If you're going to ride a camel – where else would you possibly sit?

So when you come across the unusual, mesmerizing, sensorily transporting Natural wine camels that are emerging from dry and desolate lands – just let go. She will take you to the captivating and fertile new world that your soul has long begged for.

Don't try to grab the reins – there are none. And I beg you, Please do not try to pick up the camel and put it into a box. Cigarette companies have already done that – and look where that got them (I know… but after that).

It turns out that the camel- Natural wine analogy is humorously accurate in other ways.

When it comes to making Natural wine, Wikihow site suggests,

“While they may respond to the occasional tug or push, you shouldn't try to steer or direct them — they'll just be unhappy with it.”

When it comes to tasting Natural wine:

For her Blog: Expand Your Limits Just a Little Bit More, Diana writes:

“I was in two minds about my first experience of riding a camel. On the one hand, I’m (almost) always open to new experiences, especially those that involve a certain amount of action and adventure” and “On the other hand, most people I know who’ve actually ridden a camel haven’t exactly raved about the experience.”

Linda Smith of Tripelle.com, writes:

“First, let’s allay some of those rumors about camels and their “nasty” behavior. They do have different characters, some are friendly, some are aloof, and some are grumpy, but generally they are kind and obliging”

Blog: Journeybeyondtravel, writes:

“Riding a camel is one of the most uncomfortable experiences you can imagine. Now that that’s out of the way, I should also tell you that riding a camel is fantastically fun and bound to be one of your favorite memories “

Bedouin travel guides, Wadi Rum Nomads, writes:

“Some people think of camels as gentle, charming giants.
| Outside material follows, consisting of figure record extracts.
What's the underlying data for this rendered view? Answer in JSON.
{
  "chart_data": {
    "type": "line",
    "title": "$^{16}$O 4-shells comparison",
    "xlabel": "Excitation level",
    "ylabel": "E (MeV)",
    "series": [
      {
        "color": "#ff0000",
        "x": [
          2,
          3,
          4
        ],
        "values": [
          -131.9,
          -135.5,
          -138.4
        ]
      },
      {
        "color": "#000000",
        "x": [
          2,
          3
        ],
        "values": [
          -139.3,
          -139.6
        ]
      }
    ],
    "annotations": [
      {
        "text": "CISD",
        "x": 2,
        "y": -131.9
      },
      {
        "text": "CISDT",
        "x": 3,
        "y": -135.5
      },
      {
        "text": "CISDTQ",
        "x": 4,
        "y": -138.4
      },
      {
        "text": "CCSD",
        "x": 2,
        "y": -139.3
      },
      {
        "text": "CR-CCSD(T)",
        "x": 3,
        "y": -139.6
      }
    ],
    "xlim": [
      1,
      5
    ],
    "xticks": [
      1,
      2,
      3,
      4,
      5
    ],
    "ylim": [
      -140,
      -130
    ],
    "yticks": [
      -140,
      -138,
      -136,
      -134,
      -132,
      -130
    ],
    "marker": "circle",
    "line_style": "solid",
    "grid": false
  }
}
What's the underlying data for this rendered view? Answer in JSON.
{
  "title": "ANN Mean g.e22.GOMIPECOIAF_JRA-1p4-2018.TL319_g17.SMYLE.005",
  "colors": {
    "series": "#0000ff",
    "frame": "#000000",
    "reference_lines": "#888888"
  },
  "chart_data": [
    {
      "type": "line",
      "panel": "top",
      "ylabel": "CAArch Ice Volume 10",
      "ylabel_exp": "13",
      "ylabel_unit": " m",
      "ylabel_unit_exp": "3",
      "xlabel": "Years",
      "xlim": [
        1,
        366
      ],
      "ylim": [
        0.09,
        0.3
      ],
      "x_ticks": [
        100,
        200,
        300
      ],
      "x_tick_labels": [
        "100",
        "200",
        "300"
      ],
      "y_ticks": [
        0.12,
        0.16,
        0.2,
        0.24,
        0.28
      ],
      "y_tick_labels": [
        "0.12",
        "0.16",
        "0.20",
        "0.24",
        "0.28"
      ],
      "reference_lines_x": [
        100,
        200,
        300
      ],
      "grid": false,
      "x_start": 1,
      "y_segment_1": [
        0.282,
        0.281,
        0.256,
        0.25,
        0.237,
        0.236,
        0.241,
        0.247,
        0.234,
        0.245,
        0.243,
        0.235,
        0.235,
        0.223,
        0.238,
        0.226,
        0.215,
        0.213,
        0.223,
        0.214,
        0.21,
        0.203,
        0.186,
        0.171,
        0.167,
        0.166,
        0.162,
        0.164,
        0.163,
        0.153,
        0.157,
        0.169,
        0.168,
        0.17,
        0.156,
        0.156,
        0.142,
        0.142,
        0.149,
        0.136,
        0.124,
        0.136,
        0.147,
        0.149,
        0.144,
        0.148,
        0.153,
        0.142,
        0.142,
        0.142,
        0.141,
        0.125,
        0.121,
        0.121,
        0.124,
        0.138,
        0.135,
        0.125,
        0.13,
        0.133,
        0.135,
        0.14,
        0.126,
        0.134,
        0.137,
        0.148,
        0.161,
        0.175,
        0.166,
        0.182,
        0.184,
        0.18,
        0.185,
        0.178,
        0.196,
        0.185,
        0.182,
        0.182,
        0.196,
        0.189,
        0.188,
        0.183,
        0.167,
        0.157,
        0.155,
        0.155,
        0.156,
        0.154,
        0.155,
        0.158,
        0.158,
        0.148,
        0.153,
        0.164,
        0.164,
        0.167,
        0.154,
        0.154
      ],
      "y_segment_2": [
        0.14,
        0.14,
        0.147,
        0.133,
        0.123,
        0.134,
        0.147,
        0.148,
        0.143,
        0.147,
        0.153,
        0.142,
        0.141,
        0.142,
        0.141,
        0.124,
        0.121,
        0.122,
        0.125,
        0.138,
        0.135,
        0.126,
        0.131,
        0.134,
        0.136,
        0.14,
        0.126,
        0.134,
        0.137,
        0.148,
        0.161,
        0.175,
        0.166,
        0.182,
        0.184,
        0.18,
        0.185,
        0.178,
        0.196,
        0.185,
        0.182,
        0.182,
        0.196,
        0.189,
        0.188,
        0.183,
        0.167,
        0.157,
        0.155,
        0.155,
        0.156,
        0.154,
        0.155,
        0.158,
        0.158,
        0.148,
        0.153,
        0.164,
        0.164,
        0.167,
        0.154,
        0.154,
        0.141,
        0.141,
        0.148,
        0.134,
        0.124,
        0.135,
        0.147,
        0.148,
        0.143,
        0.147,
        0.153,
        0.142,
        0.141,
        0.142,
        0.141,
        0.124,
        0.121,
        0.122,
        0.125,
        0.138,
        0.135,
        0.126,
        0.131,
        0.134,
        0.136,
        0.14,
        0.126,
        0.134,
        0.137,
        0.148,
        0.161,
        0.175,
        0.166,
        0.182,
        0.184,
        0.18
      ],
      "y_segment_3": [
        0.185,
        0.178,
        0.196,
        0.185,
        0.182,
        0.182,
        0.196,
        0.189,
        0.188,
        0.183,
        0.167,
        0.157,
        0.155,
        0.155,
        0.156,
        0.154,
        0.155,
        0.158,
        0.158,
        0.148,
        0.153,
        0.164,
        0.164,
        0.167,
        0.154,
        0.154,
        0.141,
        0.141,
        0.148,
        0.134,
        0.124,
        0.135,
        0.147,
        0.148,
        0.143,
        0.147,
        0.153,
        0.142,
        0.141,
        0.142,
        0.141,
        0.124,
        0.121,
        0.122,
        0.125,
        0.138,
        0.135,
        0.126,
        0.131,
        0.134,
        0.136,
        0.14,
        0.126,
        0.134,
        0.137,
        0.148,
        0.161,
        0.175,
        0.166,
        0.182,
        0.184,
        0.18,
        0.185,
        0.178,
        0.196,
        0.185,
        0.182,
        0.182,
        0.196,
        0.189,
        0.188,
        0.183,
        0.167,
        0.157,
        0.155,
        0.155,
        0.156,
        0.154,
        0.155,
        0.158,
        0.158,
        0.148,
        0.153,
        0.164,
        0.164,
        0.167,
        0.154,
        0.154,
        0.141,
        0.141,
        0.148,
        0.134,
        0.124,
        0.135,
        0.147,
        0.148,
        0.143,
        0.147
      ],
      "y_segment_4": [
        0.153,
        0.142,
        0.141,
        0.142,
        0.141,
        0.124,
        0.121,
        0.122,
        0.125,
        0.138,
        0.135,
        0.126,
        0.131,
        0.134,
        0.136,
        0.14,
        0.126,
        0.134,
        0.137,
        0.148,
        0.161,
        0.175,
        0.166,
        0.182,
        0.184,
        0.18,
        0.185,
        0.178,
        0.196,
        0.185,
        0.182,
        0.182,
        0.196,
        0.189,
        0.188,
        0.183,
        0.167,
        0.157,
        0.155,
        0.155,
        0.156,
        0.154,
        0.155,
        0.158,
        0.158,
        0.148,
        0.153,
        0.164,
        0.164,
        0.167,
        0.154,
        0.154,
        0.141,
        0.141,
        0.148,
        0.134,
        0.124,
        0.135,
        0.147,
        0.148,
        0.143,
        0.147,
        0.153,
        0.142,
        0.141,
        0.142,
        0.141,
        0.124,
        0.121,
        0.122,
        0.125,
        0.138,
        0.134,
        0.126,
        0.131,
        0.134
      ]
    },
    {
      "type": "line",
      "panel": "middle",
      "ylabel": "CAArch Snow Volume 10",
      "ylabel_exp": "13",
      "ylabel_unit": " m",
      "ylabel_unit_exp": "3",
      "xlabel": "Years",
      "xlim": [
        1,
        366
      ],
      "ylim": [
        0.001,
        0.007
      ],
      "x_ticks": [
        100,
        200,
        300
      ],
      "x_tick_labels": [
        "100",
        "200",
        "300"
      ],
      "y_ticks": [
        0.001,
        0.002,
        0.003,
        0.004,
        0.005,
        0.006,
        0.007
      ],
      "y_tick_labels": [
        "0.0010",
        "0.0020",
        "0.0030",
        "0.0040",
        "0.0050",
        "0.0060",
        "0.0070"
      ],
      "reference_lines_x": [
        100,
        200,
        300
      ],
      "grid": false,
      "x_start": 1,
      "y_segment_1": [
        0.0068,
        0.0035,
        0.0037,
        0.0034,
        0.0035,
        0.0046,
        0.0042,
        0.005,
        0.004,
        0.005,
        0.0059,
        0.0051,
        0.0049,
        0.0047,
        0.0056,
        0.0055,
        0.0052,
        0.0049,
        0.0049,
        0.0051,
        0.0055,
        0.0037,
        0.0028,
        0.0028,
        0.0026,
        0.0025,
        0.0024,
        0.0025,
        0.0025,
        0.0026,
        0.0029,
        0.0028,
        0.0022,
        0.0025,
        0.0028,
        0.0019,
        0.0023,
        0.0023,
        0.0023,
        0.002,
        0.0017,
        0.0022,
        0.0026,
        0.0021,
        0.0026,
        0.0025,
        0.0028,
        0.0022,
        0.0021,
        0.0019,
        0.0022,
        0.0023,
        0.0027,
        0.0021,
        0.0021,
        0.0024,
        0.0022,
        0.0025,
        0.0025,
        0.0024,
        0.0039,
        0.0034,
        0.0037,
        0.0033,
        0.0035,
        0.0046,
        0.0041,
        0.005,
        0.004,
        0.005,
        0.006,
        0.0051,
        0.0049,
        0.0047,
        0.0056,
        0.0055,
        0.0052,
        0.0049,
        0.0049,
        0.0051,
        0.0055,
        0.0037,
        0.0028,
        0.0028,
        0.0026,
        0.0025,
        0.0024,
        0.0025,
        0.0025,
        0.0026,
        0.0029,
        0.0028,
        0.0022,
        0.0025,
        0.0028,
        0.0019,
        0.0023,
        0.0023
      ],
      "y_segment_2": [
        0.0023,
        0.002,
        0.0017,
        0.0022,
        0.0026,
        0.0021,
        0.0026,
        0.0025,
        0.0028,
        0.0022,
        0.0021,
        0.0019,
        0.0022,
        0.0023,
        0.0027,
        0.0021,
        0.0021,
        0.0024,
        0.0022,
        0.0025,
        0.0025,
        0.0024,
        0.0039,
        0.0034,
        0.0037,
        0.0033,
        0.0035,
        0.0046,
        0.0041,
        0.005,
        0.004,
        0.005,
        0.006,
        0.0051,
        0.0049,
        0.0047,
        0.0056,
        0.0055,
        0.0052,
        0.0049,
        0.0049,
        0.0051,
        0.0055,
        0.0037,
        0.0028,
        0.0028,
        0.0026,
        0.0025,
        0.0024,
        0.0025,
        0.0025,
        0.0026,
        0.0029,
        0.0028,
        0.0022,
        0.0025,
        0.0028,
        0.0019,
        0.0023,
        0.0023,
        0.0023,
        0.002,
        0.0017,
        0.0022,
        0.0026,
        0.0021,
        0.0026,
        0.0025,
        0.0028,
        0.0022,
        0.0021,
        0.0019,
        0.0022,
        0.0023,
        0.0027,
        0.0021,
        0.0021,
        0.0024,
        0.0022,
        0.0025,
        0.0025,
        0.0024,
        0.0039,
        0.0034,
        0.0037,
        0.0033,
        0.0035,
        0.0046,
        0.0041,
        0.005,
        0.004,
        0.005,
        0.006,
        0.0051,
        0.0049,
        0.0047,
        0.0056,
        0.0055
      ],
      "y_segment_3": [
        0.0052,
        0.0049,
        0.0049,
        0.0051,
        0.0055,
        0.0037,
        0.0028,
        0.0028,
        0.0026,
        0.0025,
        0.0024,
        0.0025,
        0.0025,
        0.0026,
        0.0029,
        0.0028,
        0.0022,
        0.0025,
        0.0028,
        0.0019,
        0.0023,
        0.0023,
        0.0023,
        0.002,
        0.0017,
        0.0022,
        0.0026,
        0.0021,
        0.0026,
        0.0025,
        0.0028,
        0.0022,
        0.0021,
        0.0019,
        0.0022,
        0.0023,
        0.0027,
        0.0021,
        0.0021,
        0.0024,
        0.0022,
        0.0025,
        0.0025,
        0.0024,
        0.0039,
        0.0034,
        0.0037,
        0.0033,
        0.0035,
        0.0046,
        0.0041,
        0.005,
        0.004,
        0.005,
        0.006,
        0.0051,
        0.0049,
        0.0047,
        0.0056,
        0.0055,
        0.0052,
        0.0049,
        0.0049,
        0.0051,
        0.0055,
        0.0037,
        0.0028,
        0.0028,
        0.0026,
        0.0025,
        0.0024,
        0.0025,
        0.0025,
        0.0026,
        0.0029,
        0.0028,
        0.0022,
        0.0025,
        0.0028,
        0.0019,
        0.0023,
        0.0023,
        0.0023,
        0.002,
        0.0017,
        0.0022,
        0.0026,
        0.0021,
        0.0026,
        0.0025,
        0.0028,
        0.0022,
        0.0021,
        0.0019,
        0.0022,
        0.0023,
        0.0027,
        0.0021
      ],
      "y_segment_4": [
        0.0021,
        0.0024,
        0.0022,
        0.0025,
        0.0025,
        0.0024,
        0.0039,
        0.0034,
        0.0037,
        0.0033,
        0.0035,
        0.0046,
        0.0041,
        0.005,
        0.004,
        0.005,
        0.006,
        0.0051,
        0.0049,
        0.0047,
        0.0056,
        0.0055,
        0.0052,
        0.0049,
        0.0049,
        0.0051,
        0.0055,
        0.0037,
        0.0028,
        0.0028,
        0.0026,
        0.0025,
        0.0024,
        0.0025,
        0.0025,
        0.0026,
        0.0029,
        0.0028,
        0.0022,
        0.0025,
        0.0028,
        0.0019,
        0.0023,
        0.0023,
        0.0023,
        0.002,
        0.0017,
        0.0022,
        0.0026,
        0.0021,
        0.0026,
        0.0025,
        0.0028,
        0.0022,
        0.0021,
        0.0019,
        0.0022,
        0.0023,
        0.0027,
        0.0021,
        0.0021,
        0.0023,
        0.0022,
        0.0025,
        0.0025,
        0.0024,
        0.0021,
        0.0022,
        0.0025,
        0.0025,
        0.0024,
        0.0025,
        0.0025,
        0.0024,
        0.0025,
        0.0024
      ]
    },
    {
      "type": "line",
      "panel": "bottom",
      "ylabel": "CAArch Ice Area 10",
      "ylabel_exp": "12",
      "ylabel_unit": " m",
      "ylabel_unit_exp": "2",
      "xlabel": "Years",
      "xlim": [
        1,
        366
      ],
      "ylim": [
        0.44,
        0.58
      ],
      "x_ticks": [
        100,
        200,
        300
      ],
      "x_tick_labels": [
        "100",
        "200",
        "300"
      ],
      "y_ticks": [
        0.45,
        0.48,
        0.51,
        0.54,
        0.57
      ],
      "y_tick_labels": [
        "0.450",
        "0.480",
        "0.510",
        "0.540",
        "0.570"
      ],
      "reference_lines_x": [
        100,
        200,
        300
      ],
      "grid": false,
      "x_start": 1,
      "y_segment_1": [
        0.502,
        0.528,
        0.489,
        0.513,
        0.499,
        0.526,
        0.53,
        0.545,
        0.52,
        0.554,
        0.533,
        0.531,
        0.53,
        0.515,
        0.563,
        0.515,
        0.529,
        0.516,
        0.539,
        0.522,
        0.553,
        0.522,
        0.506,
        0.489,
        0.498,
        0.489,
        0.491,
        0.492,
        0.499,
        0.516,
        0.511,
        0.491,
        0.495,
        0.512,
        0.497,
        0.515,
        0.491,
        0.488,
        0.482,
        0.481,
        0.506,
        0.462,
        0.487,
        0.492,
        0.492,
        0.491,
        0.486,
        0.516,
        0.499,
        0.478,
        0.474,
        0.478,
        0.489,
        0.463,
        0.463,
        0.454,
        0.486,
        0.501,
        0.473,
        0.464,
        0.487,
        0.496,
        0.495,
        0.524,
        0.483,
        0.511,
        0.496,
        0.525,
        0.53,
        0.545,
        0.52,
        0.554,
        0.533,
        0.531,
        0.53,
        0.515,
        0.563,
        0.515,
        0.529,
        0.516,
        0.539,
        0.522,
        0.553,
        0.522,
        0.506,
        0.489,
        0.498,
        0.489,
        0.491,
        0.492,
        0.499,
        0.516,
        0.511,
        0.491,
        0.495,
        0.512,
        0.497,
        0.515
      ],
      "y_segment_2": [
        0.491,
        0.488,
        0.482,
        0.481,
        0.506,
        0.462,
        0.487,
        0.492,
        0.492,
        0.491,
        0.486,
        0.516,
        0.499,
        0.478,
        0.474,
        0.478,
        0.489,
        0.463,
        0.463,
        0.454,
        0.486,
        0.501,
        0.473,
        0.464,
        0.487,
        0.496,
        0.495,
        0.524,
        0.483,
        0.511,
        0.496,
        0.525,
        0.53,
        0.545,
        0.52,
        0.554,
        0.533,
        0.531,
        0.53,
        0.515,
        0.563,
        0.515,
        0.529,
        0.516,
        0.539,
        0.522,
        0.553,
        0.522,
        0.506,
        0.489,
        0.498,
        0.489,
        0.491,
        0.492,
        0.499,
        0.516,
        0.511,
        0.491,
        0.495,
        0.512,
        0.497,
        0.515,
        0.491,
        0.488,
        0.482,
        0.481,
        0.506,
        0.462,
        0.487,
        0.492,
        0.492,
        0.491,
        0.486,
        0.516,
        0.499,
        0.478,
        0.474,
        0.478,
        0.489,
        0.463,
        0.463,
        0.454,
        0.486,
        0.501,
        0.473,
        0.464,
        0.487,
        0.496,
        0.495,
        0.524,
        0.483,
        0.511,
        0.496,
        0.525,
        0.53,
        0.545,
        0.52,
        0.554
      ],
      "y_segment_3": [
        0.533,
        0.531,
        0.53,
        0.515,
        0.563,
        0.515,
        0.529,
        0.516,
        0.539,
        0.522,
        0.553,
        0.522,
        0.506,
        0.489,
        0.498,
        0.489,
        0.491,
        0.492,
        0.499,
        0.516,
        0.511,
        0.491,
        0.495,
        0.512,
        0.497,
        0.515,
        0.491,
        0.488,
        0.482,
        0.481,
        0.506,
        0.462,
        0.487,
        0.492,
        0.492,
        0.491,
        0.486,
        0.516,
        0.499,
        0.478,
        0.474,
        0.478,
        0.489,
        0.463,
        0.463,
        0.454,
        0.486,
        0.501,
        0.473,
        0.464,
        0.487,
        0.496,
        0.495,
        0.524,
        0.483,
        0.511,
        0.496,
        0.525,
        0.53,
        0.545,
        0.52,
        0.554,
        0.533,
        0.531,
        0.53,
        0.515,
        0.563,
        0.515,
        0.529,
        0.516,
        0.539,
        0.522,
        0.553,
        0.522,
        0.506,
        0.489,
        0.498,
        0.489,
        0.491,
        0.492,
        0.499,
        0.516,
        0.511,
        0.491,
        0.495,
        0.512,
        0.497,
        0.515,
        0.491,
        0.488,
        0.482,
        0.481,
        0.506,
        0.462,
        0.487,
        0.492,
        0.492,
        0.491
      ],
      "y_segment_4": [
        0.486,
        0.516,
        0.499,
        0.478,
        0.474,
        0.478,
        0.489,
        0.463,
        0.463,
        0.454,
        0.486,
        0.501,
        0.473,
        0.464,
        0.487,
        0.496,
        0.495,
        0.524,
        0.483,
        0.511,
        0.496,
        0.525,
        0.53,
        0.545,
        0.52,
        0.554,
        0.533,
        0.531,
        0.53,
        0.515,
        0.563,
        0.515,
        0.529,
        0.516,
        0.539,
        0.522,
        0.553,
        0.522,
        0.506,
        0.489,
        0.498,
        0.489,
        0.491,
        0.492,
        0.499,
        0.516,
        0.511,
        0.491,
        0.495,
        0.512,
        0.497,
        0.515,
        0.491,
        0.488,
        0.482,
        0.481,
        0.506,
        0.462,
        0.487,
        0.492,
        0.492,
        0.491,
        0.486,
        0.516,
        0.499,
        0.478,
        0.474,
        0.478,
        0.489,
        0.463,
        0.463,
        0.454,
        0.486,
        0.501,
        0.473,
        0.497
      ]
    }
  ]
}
Others call them desert demons. Either way they have got a great sense of humour. And appreciate serious love and attention”

Re: Pet-Nats,

Wadi Rum Nomads suggests

“Sometimes your camel likes to nibble, sneeze and occasionally blow a big bubble of foam. Therefore it is a good idea to always stand aside of your camel. This way you and your camel will be fine at all times. And you can enjoy your time with this beautiful creature.”